Pour Julie Sweet, la PDG du groupe, il s’agit de faire monter en compétences ses salariés. 550.000 ont déjà été formés aux bases de l’IA générative. Pour elle, il s’agit de s’adapter à l’arrivée de l’IA dans le monde du travail avant d’en payer les conséquences. D’ailleurs, les salariés qui ne se formeraient pas pourraient progressivement être licenciés afin de laisser la place à d’autres profils maîtrisant ces outils.
Des alliances avec les leaders de l’IA
Face à la montée de l’IA, Accenture a donc préféré anticiper et même collaborer avec les leaders du secteur.
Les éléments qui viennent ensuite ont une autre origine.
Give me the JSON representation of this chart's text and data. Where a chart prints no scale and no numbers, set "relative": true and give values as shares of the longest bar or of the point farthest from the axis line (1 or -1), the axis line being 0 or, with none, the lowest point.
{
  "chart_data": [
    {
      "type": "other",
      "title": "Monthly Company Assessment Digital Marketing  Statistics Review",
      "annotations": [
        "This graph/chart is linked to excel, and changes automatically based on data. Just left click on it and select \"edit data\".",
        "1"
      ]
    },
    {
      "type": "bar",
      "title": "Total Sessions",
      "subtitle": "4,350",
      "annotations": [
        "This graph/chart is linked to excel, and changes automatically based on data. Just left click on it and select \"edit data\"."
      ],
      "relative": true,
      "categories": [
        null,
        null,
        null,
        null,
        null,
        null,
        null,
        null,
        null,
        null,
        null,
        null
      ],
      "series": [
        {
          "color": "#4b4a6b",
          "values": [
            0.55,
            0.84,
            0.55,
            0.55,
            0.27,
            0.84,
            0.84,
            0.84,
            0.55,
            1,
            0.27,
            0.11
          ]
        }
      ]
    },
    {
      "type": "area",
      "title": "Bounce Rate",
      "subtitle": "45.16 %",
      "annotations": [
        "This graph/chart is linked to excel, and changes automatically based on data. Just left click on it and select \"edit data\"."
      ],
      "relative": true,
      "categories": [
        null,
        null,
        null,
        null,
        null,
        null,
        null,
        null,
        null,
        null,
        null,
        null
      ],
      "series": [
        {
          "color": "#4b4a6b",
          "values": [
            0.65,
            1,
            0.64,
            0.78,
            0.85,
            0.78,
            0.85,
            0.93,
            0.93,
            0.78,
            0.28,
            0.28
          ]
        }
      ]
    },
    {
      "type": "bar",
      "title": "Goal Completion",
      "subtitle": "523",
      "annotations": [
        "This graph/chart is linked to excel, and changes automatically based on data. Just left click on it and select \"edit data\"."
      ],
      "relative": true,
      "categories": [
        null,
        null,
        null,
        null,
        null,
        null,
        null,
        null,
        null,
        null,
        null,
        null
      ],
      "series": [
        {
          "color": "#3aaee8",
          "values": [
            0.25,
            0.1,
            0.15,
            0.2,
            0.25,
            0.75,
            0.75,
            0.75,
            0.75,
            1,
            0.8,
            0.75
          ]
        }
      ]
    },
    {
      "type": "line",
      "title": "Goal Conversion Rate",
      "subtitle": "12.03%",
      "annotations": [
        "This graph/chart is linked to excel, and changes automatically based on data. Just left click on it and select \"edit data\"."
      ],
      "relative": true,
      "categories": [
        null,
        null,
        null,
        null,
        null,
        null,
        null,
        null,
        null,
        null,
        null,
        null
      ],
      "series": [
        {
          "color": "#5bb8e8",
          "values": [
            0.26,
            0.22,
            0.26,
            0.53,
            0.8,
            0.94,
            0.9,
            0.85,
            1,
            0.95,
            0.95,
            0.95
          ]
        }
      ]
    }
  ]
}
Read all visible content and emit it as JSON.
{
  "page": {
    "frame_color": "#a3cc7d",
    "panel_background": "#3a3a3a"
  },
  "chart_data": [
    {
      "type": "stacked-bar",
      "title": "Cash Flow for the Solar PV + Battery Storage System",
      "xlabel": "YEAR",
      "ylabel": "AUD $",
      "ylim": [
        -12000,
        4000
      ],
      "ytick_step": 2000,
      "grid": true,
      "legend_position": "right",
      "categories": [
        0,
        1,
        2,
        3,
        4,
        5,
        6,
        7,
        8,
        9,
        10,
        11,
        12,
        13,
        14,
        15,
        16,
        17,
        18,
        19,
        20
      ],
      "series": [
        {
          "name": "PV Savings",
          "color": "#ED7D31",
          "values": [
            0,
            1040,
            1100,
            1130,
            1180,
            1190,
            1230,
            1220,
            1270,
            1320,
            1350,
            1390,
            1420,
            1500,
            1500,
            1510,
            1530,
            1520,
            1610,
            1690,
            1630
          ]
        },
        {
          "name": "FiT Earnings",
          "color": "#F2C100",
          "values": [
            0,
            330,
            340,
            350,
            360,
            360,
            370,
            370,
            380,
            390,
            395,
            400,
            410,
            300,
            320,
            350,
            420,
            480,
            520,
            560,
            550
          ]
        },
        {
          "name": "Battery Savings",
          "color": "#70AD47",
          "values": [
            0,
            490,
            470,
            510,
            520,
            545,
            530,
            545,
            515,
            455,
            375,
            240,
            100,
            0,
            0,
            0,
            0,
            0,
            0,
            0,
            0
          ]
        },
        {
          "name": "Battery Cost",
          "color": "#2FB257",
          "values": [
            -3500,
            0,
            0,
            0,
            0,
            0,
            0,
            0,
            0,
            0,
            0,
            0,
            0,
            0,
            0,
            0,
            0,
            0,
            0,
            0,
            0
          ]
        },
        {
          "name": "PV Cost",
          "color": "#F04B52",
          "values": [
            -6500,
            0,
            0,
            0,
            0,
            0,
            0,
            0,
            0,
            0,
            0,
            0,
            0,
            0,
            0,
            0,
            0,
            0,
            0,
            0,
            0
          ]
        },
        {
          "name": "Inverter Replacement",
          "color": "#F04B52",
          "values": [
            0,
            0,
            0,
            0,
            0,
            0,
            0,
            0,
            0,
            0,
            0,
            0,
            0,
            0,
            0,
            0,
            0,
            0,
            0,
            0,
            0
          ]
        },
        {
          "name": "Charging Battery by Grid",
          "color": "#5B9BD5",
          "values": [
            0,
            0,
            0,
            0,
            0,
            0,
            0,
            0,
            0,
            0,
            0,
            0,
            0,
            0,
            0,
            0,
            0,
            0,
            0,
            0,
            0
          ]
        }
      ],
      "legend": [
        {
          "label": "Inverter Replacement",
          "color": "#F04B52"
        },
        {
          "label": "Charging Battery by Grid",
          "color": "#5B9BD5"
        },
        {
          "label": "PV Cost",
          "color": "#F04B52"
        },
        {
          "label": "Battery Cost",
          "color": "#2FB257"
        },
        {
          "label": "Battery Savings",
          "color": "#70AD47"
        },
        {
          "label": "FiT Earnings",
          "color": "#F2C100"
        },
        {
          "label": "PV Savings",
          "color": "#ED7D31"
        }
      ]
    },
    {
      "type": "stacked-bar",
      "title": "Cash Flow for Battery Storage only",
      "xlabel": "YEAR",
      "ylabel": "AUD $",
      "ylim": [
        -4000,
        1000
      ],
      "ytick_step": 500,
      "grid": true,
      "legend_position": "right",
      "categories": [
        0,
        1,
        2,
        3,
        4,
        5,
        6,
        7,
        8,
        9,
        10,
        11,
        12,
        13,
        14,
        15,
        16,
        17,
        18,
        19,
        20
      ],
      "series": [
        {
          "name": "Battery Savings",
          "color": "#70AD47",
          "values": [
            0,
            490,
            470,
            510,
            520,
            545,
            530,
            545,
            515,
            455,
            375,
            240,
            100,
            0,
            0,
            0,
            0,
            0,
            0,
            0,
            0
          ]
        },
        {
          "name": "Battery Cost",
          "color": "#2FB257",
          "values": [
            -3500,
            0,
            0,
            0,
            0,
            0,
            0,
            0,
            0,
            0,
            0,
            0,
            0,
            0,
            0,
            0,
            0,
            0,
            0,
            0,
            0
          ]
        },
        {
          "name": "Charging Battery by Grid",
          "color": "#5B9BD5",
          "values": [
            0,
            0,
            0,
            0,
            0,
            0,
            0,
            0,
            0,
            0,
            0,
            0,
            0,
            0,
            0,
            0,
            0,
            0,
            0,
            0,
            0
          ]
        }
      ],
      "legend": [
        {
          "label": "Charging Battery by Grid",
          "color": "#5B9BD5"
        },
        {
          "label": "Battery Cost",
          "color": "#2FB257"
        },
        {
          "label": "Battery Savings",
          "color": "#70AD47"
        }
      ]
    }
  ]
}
Des dizaines de milliers de salariés ont désormais accès à ChatGPT Entreprise, d’OpenAI. 30.000 développeurs devraient être formés aux outils de Claude AI et Palantir devrait former 2.000 nouveaux experts. Ce bouleversement ne devrait, en revanche, pas concerner la totalité des 780.000 salariés du groupe. En effet, ceux de douze pays européens et ceux travaillant sur des contrats avec le gouvernement américain sont épargnés.